Bushra, then 18-year old marketing student of City College and a daughter of police official late Serajul Islam, was raped and killed in the capital's Hazipara on June 1, 2000 over a land grabbing move.
The other three are: Kader's wife Runu Kader, and his bothers-in-law Sheikh Shawkat Ahmed Ruhul and Sheikh Kabir Ahmed.
Kader, who was the then relief and social welfare secretary of the ruling party's Dhaka city unit during the incident, has been in jail since 2000 and Runu since 2006, while Shawkat and Kabir are free as they had earlier been acquitted by the High Court in a 2007 verdict.
A four-member bench of the Appellate Division of the SC headed by Chief Justice Surendra Kumar Sinha delivered the verdict after hearing four appeals filed by Kader, Runu and the government against the HC verdict that also affirmed the death sentence of Kader and sentenced Runu to life imprisonment.

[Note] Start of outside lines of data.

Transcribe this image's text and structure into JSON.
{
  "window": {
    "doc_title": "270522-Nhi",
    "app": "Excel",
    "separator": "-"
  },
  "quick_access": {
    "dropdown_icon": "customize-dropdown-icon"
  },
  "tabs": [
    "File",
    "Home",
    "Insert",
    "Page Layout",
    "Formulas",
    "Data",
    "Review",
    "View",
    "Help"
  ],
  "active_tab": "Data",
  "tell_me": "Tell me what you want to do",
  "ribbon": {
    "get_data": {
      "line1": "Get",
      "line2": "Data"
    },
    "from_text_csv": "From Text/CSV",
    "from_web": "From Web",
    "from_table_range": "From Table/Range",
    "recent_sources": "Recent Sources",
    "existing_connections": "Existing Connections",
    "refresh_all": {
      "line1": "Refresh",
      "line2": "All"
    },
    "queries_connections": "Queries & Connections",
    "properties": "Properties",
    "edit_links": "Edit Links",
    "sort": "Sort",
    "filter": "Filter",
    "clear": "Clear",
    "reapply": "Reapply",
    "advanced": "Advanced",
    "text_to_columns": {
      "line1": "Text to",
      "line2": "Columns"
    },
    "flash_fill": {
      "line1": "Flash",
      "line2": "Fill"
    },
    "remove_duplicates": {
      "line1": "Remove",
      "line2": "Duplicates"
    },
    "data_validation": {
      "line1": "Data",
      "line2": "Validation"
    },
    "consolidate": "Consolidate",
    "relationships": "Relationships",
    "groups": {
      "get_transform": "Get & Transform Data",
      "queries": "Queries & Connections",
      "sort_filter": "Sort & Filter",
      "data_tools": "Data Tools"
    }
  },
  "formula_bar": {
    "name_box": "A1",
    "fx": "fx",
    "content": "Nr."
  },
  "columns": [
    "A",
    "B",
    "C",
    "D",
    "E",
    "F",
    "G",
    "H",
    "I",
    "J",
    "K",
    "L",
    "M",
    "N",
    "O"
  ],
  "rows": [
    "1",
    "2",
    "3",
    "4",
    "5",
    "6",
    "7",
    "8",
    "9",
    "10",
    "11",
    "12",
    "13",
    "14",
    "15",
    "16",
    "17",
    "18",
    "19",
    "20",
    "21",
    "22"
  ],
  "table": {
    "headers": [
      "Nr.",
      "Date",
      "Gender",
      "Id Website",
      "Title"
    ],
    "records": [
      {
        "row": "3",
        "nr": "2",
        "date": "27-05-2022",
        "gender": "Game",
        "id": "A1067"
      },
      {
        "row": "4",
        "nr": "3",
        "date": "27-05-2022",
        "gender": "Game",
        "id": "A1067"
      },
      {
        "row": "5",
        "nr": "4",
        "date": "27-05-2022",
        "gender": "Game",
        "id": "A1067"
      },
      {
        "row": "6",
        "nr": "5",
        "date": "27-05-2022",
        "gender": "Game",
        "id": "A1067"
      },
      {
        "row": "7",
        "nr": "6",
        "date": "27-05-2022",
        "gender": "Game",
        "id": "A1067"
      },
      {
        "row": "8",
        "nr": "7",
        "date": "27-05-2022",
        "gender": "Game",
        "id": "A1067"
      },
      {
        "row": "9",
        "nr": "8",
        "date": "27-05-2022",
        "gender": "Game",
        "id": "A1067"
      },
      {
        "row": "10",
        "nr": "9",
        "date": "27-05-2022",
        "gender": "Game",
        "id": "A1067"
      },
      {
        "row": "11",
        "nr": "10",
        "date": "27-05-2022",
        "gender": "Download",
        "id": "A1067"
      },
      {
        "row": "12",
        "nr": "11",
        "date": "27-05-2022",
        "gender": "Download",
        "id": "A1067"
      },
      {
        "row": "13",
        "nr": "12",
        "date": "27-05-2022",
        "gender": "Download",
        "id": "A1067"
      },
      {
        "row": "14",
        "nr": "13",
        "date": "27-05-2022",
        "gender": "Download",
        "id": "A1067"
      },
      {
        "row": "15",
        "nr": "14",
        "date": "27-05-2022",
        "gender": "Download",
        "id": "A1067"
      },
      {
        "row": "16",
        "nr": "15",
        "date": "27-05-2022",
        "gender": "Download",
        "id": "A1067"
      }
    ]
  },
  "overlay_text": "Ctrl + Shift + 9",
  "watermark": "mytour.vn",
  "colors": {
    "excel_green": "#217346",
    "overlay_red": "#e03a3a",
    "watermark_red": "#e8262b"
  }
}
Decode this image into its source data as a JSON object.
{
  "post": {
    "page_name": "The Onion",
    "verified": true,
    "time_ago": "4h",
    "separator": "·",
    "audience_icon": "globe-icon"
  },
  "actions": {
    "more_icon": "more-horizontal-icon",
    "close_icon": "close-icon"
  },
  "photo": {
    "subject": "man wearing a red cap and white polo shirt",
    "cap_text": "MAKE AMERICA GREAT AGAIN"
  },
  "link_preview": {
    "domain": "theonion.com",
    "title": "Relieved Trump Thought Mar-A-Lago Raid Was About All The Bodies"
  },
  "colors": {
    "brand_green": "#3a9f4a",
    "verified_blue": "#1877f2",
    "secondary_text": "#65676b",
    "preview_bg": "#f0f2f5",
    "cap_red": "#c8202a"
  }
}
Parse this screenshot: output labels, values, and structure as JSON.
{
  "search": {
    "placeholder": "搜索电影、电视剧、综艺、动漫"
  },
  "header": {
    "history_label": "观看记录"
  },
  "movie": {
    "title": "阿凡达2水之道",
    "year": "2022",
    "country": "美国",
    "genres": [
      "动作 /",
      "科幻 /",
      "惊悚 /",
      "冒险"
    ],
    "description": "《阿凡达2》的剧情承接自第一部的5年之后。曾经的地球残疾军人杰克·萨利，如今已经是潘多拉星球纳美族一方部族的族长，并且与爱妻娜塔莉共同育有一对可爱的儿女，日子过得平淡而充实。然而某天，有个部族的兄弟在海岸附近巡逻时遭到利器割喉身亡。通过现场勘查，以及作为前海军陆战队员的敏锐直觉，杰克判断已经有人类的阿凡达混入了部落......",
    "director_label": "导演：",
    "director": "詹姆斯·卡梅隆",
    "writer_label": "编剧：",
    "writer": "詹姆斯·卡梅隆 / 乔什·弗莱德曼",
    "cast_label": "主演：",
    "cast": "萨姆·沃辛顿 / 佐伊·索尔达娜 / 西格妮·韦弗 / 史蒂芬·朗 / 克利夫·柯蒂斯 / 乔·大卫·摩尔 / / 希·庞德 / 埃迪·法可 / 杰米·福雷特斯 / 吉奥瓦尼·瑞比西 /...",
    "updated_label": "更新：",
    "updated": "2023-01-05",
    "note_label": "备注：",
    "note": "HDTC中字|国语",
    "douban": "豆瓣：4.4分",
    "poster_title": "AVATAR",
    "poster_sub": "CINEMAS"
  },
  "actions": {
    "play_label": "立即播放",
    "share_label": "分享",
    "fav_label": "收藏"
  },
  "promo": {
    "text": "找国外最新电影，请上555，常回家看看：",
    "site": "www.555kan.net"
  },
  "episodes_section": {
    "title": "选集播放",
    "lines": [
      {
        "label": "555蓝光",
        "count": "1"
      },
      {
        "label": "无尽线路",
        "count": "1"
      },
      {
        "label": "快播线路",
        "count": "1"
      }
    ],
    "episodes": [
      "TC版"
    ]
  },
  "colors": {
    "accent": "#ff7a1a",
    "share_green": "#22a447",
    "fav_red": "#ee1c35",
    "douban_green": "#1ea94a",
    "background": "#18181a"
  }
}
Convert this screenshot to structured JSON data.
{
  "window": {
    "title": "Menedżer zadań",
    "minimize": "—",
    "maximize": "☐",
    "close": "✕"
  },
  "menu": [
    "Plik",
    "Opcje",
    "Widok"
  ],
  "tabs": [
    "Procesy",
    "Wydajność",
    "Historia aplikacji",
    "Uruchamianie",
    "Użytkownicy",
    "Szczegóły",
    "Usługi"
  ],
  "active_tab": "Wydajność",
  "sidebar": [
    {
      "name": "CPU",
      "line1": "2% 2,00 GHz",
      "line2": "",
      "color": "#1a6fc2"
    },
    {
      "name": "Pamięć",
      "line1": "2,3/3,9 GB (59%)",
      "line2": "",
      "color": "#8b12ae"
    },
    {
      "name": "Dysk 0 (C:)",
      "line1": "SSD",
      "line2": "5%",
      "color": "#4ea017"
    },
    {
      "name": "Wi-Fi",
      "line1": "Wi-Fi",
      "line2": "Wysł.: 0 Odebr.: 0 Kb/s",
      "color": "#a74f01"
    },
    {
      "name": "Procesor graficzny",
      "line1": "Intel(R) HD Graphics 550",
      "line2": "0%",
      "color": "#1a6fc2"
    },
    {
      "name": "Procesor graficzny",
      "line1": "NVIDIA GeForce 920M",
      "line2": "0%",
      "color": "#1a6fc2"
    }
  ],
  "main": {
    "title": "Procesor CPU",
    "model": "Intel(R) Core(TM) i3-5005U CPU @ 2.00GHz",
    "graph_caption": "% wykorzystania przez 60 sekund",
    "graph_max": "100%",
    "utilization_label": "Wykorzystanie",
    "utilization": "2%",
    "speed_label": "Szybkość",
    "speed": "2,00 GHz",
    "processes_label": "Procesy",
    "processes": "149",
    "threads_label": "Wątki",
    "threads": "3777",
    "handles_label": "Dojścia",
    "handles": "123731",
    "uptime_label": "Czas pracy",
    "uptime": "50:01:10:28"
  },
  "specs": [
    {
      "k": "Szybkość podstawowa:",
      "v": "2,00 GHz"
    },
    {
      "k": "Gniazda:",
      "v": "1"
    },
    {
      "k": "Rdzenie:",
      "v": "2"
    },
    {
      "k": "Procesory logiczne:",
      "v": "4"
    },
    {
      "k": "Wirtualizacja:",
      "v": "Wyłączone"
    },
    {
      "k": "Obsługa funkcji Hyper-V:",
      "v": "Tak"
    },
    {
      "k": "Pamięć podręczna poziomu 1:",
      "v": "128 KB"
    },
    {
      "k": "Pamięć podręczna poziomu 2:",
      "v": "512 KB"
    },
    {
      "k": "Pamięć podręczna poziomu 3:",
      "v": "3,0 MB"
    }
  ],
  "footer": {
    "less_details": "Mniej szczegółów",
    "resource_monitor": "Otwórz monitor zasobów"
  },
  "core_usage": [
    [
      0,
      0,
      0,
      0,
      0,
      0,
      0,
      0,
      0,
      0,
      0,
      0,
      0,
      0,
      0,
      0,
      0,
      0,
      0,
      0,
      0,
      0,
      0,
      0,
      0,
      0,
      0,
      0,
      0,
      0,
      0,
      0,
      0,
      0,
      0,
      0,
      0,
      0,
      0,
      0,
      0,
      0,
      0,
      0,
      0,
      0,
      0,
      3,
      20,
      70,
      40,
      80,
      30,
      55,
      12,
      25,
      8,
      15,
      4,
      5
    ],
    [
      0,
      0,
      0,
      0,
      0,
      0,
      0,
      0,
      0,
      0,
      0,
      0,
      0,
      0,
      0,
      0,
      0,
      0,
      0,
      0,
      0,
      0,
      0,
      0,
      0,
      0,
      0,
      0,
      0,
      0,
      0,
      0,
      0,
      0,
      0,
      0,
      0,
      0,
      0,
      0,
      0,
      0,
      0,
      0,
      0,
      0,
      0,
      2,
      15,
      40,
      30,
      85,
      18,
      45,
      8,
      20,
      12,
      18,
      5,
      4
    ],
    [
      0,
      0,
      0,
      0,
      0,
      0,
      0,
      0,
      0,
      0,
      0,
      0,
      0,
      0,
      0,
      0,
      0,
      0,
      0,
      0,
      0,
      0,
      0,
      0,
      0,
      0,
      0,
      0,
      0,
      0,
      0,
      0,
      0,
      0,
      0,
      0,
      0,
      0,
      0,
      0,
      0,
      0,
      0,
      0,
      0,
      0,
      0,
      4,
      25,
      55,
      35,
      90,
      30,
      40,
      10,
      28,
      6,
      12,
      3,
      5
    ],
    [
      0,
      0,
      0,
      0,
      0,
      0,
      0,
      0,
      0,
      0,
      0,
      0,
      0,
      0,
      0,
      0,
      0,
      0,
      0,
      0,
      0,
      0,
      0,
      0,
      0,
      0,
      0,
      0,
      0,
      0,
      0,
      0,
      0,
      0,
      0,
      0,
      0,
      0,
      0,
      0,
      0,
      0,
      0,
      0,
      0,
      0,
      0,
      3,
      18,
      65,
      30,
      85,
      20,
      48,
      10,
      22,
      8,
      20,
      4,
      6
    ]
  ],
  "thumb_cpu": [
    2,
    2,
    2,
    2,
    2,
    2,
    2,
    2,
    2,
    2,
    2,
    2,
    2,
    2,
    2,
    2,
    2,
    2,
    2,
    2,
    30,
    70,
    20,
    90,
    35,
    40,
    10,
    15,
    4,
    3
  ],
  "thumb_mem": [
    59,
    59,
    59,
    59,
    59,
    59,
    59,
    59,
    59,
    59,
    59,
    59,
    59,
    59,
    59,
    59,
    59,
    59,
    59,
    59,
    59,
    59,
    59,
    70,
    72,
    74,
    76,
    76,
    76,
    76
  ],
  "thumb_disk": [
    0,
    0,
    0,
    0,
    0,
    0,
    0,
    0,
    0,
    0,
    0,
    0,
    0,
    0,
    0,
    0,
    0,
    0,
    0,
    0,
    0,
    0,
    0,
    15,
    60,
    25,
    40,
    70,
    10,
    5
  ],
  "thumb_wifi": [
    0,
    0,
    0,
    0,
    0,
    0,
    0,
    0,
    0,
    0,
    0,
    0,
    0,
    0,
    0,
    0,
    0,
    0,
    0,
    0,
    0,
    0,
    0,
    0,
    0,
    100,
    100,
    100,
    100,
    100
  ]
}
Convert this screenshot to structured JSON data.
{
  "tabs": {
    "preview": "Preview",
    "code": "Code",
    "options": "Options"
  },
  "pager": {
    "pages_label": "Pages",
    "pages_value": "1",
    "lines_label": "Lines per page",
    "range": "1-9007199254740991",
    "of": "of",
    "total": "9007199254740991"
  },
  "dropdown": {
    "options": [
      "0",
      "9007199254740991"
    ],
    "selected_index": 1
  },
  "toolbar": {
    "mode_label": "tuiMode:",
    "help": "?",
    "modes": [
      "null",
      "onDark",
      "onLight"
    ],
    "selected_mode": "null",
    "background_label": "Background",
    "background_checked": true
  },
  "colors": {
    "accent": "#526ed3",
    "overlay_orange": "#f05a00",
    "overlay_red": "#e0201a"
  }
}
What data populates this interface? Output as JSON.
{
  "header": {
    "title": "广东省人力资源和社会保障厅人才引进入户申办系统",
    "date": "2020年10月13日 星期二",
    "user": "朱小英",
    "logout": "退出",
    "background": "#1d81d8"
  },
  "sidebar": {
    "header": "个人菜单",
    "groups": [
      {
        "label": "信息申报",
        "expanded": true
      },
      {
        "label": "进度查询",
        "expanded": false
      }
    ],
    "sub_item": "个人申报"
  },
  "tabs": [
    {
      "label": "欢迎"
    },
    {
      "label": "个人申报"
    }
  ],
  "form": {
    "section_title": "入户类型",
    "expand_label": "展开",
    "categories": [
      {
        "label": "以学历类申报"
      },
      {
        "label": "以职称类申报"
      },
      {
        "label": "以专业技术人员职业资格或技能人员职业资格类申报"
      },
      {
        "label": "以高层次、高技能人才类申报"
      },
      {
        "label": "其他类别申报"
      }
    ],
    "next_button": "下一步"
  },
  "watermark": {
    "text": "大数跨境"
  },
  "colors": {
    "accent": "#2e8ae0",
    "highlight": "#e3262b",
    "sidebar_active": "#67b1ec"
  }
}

After dismissing the government's two appeals, the SC upheld a portion of the HC verdict that acquitted Shawkat and Kabir.
However, its full text has not been released yet.
Defence counsel Khandker Mahbub Hossain told The Daily Star that the SC gave the verdict after accepting his arguments that there was no eyewitness of the incident.
The allegations brought against them were not proved, but the HC and lower court had punished them considering the incident's "surrounding circumstances," said Mahbub, adding that the duo will get released from jail after the SC order will reach the jail authorities.
Meanwhile, Deputy Attorney General Khandaker Diliruzzaman told this newspaper that the government will decide whether to move a petition before the Appellate Division seeking review of the judgement after receiving its full text.
In 2003, a Dhaka court sentenced Kader, Shawkat and Kabir to death and Runu to life imprisonment and acquitted two others in the killing case.